Figure 3: Percentage of crude oil exports on public revenue from 2006 to 2019. Source: Dr. Thai Ha et al.

Dr. Thai Ha explained depressed oil prices may threaten the stability of oil industries –a sector essential not only for the economic health of Vietnam, but of the entire globe. Considering this analysis, Dr. Ha put forward some policy recommendations on how to mitigate the current historic price crashes.. Thai Ha emphasized that although some policy measures can lessen the effects of oil shocks to a limited extent, special attention should remain on the prevalent reason for the collapse: the COVID-19 pandemic. Since the pandemic is the principal reason world oil price are spiraling down, the global crude oil market recovery to normal, or a “new normal”, is conditional to the effective resolution of the pandemic. Once mass lockdown bans are lifted, the global economy can rumble back to its normal conditions, resulting in increased demand for crude oil.

Dr. Ha also evaluated the possibility of oil prices going sub-zero again. Specifically, our researcher argued that the underlying causes behind the fall of WTI are shifting dramatically. On the supply side, OPEC+ efforts to stabilize oil prices are showing early signs of success, while the Russia-Saudi price war has come to an end. Official deals to cut productions among OPEC+ members have reached impressive milestones. Consequently, oil prices have increased 60% during the past three weeks. Regarding demand, transportation and transport constraints are being gradually removed in some countries, while some economies have already observed a return to normal operation, leading to increased demand for oil consumption. Speculators in futures market are more cautious in their investment decisions compared to a few months ago. It is very unlikely that futures contracts will be traded as aggressively as in the late April period.

Indeed, sub-zero oil prices are unlikely. But our researcher outlined two caveats. Firstly, another outbreak of Covid-19 is a reasonable possibility. In such a case, restrictions on economic activities would be imposed again, reducing the demand for oil. Secondly, increasing global oil storage capacity is a slow process. Without currently negotiated deals to reduce production among OPEC+, world storage capacity would only take a few weeks’ time to saturate. OPEC+ commitments to reduce output cannot solve the problem immediately, only slow down the process of eventual saturation until storage capacity increases.

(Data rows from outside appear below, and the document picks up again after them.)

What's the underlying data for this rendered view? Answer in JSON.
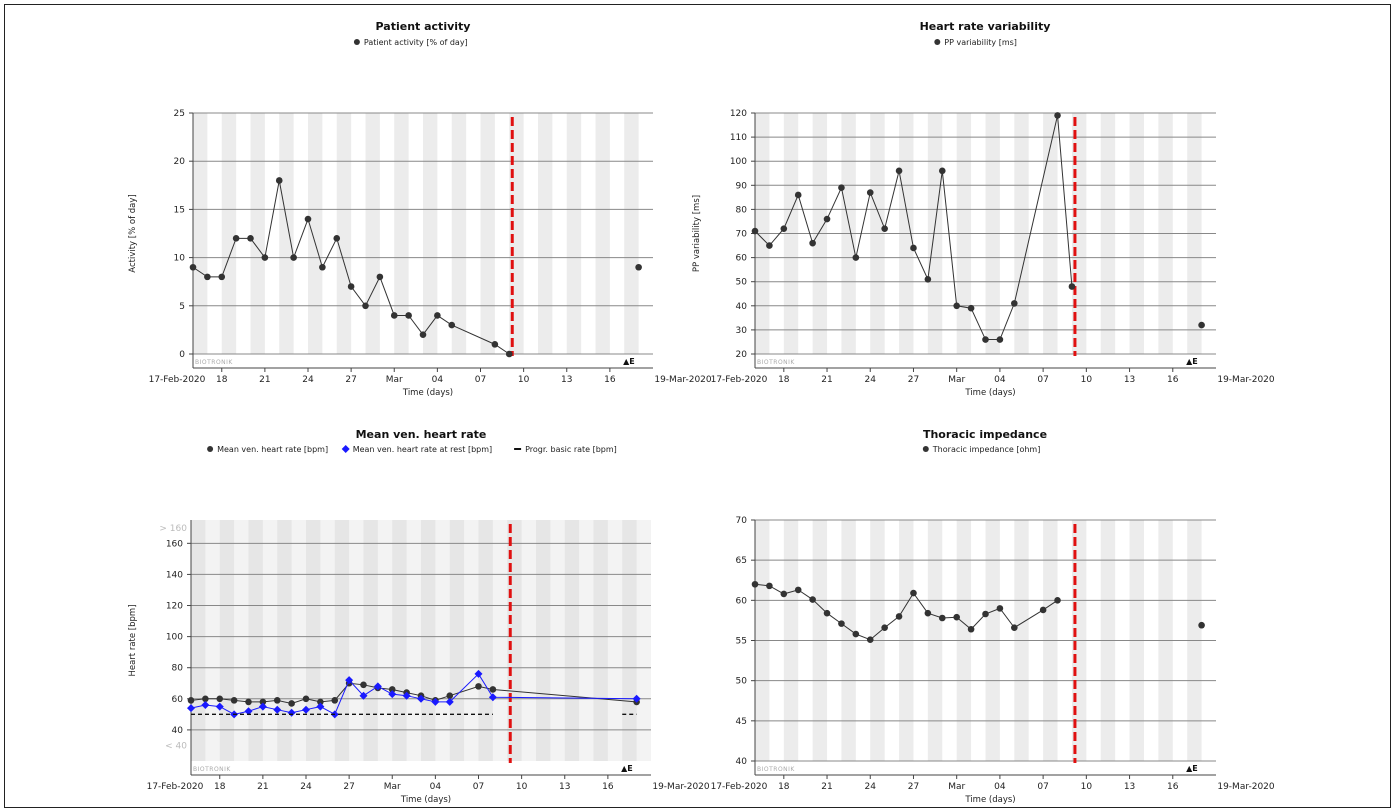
{
  "brand_text": "BIOTRONIK",
  "end_marker": "▲E",
  "x_axis": {
    "label": "Time (days)",
    "start_label": "17-Feb-2020",
    "end_label": "19-Mar-2020",
    "ticks": [
      "18",
      "21",
      "24",
      "27",
      "Mar",
      "04",
      "07",
      "10",
      "13",
      "16"
    ]
  },
  "colors": {
    "series": "#333333",
    "rest": "#1a1aff",
    "ref_line": "#e01010",
    "stripe": "#ececec"
  },
  "chart_data": [
    {
      "type": "line",
      "title": "Patient activity",
      "ylabel": "Activity [% of day]",
      "xlabel": "Time (days)",
      "x_range": [
        "2020-02-17",
        "2020-03-19"
      ],
      "ylim": [
        0,
        25
      ],
      "yticks": [
        "0",
        "5",
        "10",
        "15",
        "20",
        "25"
      ],
      "grid": true,
      "legend_position": "top-center",
      "reference_date": "2020-03-09",
      "series": [
        {
          "name": "Patient activity [% of day]",
          "style": "dot-line",
          "x": [
            "2020-02-16",
            "2020-02-17",
            "2020-02-18",
            "2020-02-19",
            "2020-02-20",
            "2020-02-21",
            "2020-02-22",
            "2020-02-23",
            "2020-02-24",
            "2020-02-25",
            "2020-02-26",
            "2020-02-27",
            "2020-02-28",
            "2020-02-29",
            "2020-03-01",
            "2020-03-02",
            "2020-03-03",
            "2020-03-04",
            "2020-03-05",
            "2020-03-06",
            "2020-03-08",
            "2020-03-09",
            "2020-03-18"
          ],
          "y": [
            9,
            8,
            8,
            12,
            12,
            10,
            18,
            10,
            14,
            9,
            12,
            7,
            5,
            8,
            4,
            4,
            2,
            4,
            3,
            null,
            1,
            0,
            9
          ],
          "connect_until": 21
        }
      ]
    },
    {
      "type": "line",
      "title": "Heart rate variability",
      "ylabel": "PP variability [ms]",
      "xlabel": "Time (days)",
      "x_range": [
        "2020-02-17",
        "2020-03-19"
      ],
      "ylim": [
        20,
        120
      ],
      "yticks": [
        "20",
        "30",
        "40",
        "50",
        "60",
        "70",
        "80",
        "90",
        "100",
        "110",
        "120"
      ],
      "grid": true,
      "legend_position": "top-center",
      "reference_date": "2020-03-09",
      "series": [
        {
          "name": "PP variability [ms]",
          "style": "dot-line",
          "x": [
            "2020-02-16",
            "2020-02-17",
            "2020-02-18",
            "2020-02-19",
            "2020-02-20",
            "2020-02-21",
            "2020-02-22",
            "2020-02-23",
            "2020-02-24",
            "2020-02-25",
            "2020-02-26",
            "2020-02-27",
            "2020-02-28",
            "2020-02-29",
            "2020-03-01",
            "2020-03-02",
            "2020-03-03",
            "2020-03-04",
            "2020-03-05",
            "2020-03-06",
            "2020-03-08",
            "2020-03-09",
            "2020-03-18"
          ],
          "y": [
            71,
            65,
            72,
            86,
            66,
            76,
            89,
            60,
            87,
            72,
            96,
            64,
            51,
            96,
            40,
            39,
            26,
            26,
            41,
            null,
            119,
            48,
            32
          ],
          "connect_until": 21
        }
      ]
    },
    {
      "type": "line",
      "title": "Mean ven. heart rate",
      "ylabel": "Heart rate [bpm]",
      "xlabel": "Time (days)",
      "x_range": [
        "2020-02-17",
        "2020-03-19"
      ],
      "ylim": [
        20,
        175
      ],
      "yticks": [
        "40",
        "60",
        "80",
        "100",
        "120",
        "140",
        "160"
      ],
      "ytick_extra": [
        "< 40",
        "> 160"
      ],
      "grid": true,
      "legend_position": "top-center",
      "reference_date": "2020-03-09",
      "series": [
        {
          "name": "Mean ven. heart rate [bpm]",
          "style": "dot-line",
          "x": [
            "2020-02-16",
            "2020-02-17",
            "2020-02-18",
            "2020-02-19",
            "2020-02-20",
            "2020-02-21",
            "2020-02-22",
            "2020-02-23",
            "2020-02-24",
            "2020-02-25",
            "2020-02-26",
            "2020-02-27",
            "2020-02-28",
            "2020-02-29",
            "2020-03-01",
            "2020-03-02",
            "2020-03-03",
            "2020-03-04",
            "2020-03-05",
            "2020-03-07",
            "2020-03-08",
            "2020-03-18"
          ],
          "y": [
            59,
            60,
            60,
            59,
            58,
            58,
            59,
            57,
            60,
            58,
            59,
            70,
            69,
            67,
            66,
            64,
            62,
            59,
            62,
            68,
            66,
            58
          ],
          "connect_until": 21
        },
        {
          "name": "Mean ven. heart rate at rest [bpm]",
          "style": "diamond-line",
          "x": [
            "2020-02-16",
            "2020-02-17",
            "2020-02-18",
            "2020-02-19",
            "2020-02-20",
            "2020-02-21",
            "2020-02-22",
            "2020-02-23",
            "2020-02-24",
            "2020-02-25",
            "2020-02-26",
            "2020-02-27",
            "2020-02-28",
            "2020-02-29",
            "2020-03-01",
            "2020-03-02",
            "2020-03-03",
            "2020-03-04",
            "2020-03-05",
            "2020-03-07",
            "2020-03-08",
            "2020-03-18"
          ],
          "y": [
            54,
            56,
            55,
            50,
            52,
            55,
            53,
            51,
            53,
            55,
            50,
            72,
            62,
            68,
            63,
            62,
            60,
            58,
            58,
            76,
            61,
            60
          ],
          "connect_until": 21
        },
        {
          "name": "Progr. basic rate [bpm]",
          "style": "dash",
          "segments": [
            {
              "x0": "2020-02-16",
              "x1": "2020-03-08",
              "y": 50
            },
            {
              "x0": "2020-03-17",
              "x1": "2020-03-18",
              "y": 50
            }
          ]
        }
      ]
    },
    {
      "type": "line",
      "title": "Thoracic impedance",
      "ylabel": "",
      "xlabel": "Time (days)",
      "x_range": [
        "2020-02-17",
        "2020-03-19"
      ],
      "ylim": [
        40,
        70
      ],
      "yticks": [
        "40",
        "45",
        "50",
        "55",
        "60",
        "65",
        "70"
      ],
      "grid": true,
      "legend_position": "top-center",
      "reference_date": "2020-03-09",
      "series": [
        {
          "name": "Thoracic impedance [ohm]",
          "style": "dot-line",
          "x": [
            "2020-02-16",
            "2020-02-17",
            "2020-02-18",
            "2020-02-19",
            "2020-02-20",
            "2020-02-21",
            "2020-02-22",
            "2020-02-23",
            "2020-02-24",
            "2020-02-25",
            "2020-02-26",
            "2020-02-27",
            "2020-02-28",
            "2020-02-29",
            "2020-03-01",
            "2020-03-02",
            "2020-03-03",
            "2020-03-04",
            "2020-03-05",
            "2020-03-07",
            "2020-03-08",
            "2020-03-18"
          ],
          "y": [
            62,
            61.8,
            60.8,
            61.3,
            60.1,
            58.4,
            57.1,
            55.8,
            55.1,
            56.6,
            58,
            60.9,
            58.4,
            57.8,
            57.9,
            56.4,
            58.3,
            59,
            56.6,
            58.8,
            60,
            56.9
          ],
          "connect_until": 20
        }
      ]
    }
  ]
}
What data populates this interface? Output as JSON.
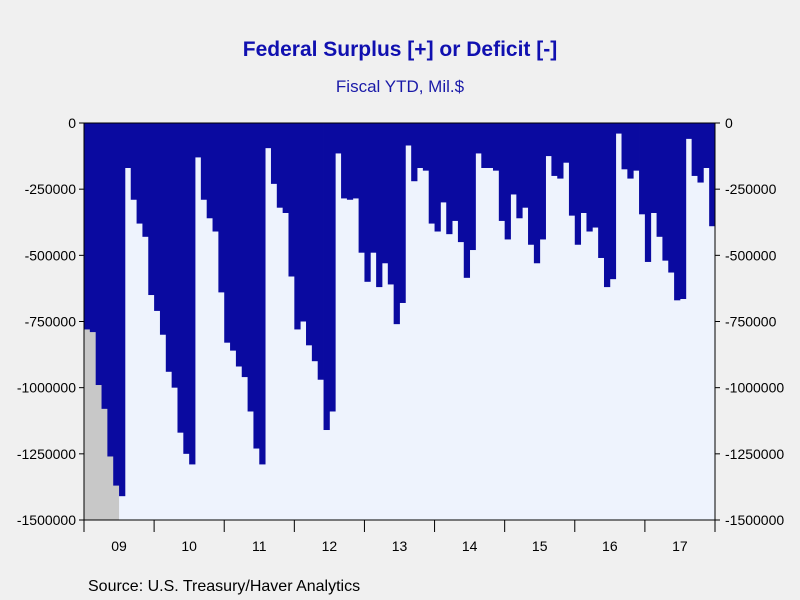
{
  "chart_data": {
    "type": "bar",
    "title": "Federal Surplus [+] or Deficit [-]",
    "subtitle": "Fiscal YTD, Mil.$",
    "source": "Source:  U.S. Treasury/Haver Analytics",
    "ylim": [
      -1500000,
      0
    ],
    "yticks": [
      0,
      -250000,
      -500000,
      -750000,
      -1000000,
      -1250000,
      -1500000
    ],
    "ytick_labels": [
      "0",
      "-250000",
      "-500000",
      "-750000",
      "-1000000",
      "-1250000",
      "-1500000"
    ],
    "x_start": "2009-01",
    "x_end": "2017-12",
    "xtick_labels": [
      "09",
      "10",
      "11",
      "12",
      "13",
      "14",
      "15",
      "16",
      "17"
    ],
    "recession_shading": {
      "from": "2009-01",
      "to": "2009-06",
      "color": "#c8c8c8"
    },
    "colors": {
      "bar": "#0a0aa0",
      "plot_bg": "#eef3fd",
      "page_bg": "#f0f0f0",
      "title": "#1010b0"
    },
    "series": [
      {
        "values": [
          -780000,
          -790000,
          -990000,
          -1080000,
          -1260000,
          -1370000,
          -1410000,
          -170000,
          -290000,
          -380000,
          -430000,
          -650000,
          -710000,
          -800000,
          -940000,
          -1000000,
          -1170000,
          -1250000,
          -1290000,
          -130000,
          -290000,
          -360000,
          -410000,
          -640000,
          -830000,
          -860000,
          -920000,
          -960000,
          -1090000,
          -1230000,
          -1290000,
          -95000,
          -230000,
          -320000,
          -340000,
          -580000,
          -780000,
          -750000,
          -840000,
          -900000,
          -970000,
          -1160000,
          -1090000,
          -115000,
          -285000,
          -290000,
          -285000,
          -490000,
          -600000,
          -490000,
          -620000,
          -530000,
          -610000,
          -760000,
          -680000,
          -85000,
          -220000,
          -170000,
          -180000,
          -380000,
          -410000,
          -300000,
          -420000,
          -370000,
          -450000,
          -585000,
          -480000,
          -115000,
          -170000,
          -170000,
          -180000,
          -370000,
          -440000,
          -270000,
          -360000,
          -320000,
          -460000,
          -530000,
          -440000,
          -125000,
          -200000,
          -210000,
          -150000,
          -350000,
          -460000,
          -340000,
          -410000,
          -395000,
          -510000,
          -620000,
          -590000,
          -40000,
          -175000,
          -210000,
          -180000,
          -345000,
          -525000,
          -340000,
          -430000,
          -520000,
          -565000,
          -670000,
          -665000,
          -60000,
          -200000,
          -225000,
          -170000,
          -390000
        ]
      }
    ]
  }
}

Finally, Dr. Ha noted that the price fall to negative only lasted one day. After the historic dip (over 300%0 on Black Monday, oil prices have reverted to positive numbers the following day, Tuesday April 21st. In fact, WTI futures contracts expiring last May closed at 10.01 USD per barrel, equivalent to a 126.6% increase after one day, the largest daily price increase ever. This indicates that traders and investors still deem crude oil as an attractive commodity to hold and trade, as its nickname “black gold” suggests.